Essaouira ist eine ummauerte Küstenstadt an der marokkanischen Atlantikküste, wo Verteidigungstürme aus Stein eine weitläufige Medina mit gewundenen Gassen und einem Arbeitshafen umgeben. Die weißgetünchten Häuser stehen in dichten Reihen entlang gepflasterter Wege, während sich Werkstätten und Läden zwischen den Wohngebäuden verteilen.
Ein marokkanischer Sultan beauftragte in der zweiten Hälfte des 18. Jahrhunderts französische Ingenieure, einen befestigten Handelsposten am Atlantik zu entwerfen.
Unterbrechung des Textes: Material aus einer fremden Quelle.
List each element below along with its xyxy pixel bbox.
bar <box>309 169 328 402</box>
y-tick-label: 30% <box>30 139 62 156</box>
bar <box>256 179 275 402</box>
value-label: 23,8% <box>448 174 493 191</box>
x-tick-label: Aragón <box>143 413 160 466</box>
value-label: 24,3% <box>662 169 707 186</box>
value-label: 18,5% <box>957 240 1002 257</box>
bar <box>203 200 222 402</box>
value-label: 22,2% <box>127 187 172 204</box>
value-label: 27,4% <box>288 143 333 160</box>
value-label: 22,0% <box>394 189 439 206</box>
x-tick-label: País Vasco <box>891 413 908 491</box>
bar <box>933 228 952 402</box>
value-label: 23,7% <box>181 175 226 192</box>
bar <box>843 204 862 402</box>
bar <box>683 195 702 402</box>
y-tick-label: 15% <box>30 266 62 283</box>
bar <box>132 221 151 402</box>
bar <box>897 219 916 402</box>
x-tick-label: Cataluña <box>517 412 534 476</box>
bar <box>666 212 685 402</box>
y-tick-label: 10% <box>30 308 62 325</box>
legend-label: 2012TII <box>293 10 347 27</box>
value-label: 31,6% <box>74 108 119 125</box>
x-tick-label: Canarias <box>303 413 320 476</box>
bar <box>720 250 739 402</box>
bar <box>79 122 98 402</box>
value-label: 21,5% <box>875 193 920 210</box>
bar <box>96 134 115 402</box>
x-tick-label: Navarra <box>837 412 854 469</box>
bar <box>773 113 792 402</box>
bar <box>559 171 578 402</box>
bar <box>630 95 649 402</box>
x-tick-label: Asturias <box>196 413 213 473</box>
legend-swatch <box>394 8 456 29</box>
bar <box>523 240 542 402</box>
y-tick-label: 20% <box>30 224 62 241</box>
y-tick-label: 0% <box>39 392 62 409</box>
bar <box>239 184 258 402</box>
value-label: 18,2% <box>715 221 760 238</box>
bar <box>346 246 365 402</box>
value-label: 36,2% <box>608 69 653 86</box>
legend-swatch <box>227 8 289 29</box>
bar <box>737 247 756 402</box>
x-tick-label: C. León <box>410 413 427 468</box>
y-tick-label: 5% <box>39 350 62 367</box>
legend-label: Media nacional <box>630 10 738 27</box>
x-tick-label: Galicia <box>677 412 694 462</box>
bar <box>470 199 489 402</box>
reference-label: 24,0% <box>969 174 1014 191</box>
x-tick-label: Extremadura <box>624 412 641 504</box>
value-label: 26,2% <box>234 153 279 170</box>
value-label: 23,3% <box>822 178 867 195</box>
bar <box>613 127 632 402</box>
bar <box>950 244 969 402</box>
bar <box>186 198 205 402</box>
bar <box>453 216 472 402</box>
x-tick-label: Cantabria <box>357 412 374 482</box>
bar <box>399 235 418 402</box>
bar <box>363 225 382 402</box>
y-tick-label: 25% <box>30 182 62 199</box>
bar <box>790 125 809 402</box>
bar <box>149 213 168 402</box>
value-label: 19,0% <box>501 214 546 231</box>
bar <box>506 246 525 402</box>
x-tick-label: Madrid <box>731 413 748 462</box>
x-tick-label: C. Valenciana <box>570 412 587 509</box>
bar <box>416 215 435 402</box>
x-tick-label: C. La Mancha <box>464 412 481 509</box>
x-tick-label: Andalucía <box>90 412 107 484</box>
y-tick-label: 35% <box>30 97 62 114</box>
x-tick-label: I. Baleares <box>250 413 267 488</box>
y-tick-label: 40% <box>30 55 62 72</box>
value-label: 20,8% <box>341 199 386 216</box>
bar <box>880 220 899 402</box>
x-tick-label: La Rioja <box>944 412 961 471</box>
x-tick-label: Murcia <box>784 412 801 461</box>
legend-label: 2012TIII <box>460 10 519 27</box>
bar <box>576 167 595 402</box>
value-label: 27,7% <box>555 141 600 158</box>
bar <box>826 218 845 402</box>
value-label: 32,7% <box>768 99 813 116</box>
Die Anlage folgte europäischen Festungsprinzipien mit Bastionen und geraden Durchgangsstraßen, um den Seehandel zu kontrollieren.
Die hiesige Schiffbaulehre zeugt davon, dass Bootsbauer noch mit traditionellen Methoden arbeiten, um diese kleinen Holzschiffe herzustellen. Die Möbelhandwerker zeigen oft ihre Technik offen in den Souks, wobei der warme Geruch von gehobeltem Zedernholz durch die Gassen zieht.
Die beste Zeit für einen Besuch sind die Vormittagsstunden, wenn Fischer am Hafen ihre Netze reparieren und der Lärm der Möwen die Luft erfüllt. Der konstante Seewind sorgt das ganze Jahr über für milde Temperaturen, kann aber manchmal recht kräftig wehen.
Orson Welles drehte hier in den 1950er Jahren Teile seiner Shakespeare-Verfilmung, und seitdem ziert eine kleine Gedenktafel eine Seitengasse nahe der Skala. Die Filmkulissen sind längst verschwunden, doch manche ältere Einwohner erinnern sich noch an die Dreharbeiten.